The best part of it all is in the occasional narration that reveals the true histories of Temple and Wayne, although several factual errors pop up (for example, the script claims actor Bruce Dern was blacklisted in Hollywood for being the guy who shoots Wayne in the back in 1972's THE COWBOYS. On the other hand, the recounting of author Graham Greene's exile for calling out Temple's audience as probably pedophiles is interesting). For his low-budget looking "underground" movie, the unlikely named director of SHIRLEY PIMPLE, Demetri Estdelacropolis had enough cash on hand to create elaborate scenes featuring military-style explosions and gross-out dismemberments, but blows it in areas such as pace, camera-work, and acting. He has intentionally cast a bunch of illiterates in major parts who can barely repeat the mock-campy lines, highlighted by a shrill, talentless Chelsea McIsaac as Shirley.

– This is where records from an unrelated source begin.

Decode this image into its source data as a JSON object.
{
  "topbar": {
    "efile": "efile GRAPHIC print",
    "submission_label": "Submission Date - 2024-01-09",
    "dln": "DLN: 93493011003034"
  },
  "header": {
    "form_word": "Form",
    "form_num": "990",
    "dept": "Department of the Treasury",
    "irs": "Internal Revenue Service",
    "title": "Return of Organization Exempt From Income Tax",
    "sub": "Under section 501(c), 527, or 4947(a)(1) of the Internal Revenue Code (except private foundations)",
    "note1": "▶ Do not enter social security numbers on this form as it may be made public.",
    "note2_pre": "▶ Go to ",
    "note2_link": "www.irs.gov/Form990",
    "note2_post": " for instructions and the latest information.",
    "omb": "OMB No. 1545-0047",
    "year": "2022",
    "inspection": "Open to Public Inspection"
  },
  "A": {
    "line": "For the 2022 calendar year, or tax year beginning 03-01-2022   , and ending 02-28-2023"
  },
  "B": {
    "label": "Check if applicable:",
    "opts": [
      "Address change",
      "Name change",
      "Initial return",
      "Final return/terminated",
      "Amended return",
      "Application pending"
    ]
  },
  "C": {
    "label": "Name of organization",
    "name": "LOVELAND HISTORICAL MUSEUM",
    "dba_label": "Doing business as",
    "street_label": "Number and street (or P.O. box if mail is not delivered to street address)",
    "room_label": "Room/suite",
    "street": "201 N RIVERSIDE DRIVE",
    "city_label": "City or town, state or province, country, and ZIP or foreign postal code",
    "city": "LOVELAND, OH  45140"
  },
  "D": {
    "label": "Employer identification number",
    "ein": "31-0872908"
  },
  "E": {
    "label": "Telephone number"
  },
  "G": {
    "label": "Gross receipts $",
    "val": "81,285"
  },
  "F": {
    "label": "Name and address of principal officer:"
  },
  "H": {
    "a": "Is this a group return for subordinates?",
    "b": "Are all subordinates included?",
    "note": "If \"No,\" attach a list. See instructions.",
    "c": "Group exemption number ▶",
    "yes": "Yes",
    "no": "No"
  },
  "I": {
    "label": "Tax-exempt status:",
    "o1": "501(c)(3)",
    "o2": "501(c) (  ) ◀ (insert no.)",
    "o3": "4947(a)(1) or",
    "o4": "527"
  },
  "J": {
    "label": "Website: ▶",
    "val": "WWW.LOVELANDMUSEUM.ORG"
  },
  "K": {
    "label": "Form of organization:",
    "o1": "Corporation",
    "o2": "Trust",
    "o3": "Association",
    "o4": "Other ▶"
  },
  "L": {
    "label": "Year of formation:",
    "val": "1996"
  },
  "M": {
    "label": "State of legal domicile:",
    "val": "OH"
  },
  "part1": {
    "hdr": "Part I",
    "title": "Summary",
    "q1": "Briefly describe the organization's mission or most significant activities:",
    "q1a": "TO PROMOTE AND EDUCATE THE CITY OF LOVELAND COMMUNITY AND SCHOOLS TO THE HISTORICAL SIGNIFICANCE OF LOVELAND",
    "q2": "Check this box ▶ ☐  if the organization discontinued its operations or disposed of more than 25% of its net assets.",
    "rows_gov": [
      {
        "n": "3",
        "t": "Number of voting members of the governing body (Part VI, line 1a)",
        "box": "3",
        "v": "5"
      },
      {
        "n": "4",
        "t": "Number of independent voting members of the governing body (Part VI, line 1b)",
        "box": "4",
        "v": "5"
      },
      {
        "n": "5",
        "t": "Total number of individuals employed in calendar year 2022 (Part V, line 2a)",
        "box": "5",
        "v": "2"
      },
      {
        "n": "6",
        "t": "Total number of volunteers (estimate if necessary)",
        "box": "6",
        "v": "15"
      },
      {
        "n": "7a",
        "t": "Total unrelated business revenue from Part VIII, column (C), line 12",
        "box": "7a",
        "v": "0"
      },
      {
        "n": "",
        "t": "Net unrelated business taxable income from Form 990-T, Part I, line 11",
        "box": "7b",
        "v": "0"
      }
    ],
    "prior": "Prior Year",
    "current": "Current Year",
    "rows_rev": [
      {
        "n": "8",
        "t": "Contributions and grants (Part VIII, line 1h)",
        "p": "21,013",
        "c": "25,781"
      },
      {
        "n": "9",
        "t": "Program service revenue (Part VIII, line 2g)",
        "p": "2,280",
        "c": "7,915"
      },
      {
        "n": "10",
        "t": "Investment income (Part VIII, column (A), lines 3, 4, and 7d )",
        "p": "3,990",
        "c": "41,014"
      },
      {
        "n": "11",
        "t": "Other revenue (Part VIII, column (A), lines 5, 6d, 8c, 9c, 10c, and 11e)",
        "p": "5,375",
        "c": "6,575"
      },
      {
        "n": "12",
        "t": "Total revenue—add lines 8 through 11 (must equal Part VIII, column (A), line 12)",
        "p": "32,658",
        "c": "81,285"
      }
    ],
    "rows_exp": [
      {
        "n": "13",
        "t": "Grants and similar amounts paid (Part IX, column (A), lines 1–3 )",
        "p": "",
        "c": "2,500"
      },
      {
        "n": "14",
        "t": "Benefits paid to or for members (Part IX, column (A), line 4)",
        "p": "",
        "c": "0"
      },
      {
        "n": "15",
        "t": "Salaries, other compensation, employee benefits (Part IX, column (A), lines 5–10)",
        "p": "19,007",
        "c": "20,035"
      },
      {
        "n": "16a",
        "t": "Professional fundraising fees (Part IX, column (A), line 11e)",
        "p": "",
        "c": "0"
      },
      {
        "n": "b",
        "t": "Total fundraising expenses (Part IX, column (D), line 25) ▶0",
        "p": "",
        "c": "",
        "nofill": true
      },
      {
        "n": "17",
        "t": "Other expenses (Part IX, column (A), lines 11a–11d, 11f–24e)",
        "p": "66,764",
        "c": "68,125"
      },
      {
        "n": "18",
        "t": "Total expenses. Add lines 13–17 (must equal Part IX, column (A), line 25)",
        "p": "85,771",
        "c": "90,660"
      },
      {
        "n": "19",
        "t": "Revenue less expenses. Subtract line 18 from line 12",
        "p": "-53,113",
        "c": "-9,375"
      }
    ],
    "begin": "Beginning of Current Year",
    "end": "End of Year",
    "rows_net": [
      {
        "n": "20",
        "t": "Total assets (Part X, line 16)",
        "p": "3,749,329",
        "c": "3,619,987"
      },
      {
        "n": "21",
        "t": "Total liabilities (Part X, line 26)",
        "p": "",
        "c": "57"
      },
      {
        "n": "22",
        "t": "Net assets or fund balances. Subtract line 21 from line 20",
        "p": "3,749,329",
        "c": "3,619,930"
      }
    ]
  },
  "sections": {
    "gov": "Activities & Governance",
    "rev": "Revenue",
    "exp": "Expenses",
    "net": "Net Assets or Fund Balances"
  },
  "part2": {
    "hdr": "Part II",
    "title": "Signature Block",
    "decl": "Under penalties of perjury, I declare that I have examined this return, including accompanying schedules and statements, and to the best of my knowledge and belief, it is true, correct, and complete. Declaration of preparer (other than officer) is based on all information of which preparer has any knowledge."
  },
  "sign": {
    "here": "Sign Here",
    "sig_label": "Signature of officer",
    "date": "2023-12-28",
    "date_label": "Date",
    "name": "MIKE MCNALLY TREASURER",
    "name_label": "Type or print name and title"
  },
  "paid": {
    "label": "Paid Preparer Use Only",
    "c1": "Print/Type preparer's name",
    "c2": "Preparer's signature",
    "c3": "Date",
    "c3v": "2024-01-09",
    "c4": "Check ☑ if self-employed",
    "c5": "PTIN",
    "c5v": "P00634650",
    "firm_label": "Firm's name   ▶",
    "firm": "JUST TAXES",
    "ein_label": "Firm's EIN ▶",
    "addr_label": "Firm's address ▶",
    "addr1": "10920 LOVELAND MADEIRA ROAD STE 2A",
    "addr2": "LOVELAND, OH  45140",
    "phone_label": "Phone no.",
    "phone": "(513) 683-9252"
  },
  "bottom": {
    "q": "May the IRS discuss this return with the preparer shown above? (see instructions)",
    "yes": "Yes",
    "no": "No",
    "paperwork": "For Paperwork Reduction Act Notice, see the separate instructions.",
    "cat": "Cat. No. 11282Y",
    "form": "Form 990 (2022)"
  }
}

The nadir of self-conscious "cult movie" humor might be in the war scenes, in which real babies are tossed around in what clearly looks like child endangerment on the set, and idiotic revamps of popular songs, such as "Riders on the Storm" which here becomes "Riders on Methadone" and comes with a repeating chorus of "Scorcese on methadone!" It is no wonder this movie was never officially released.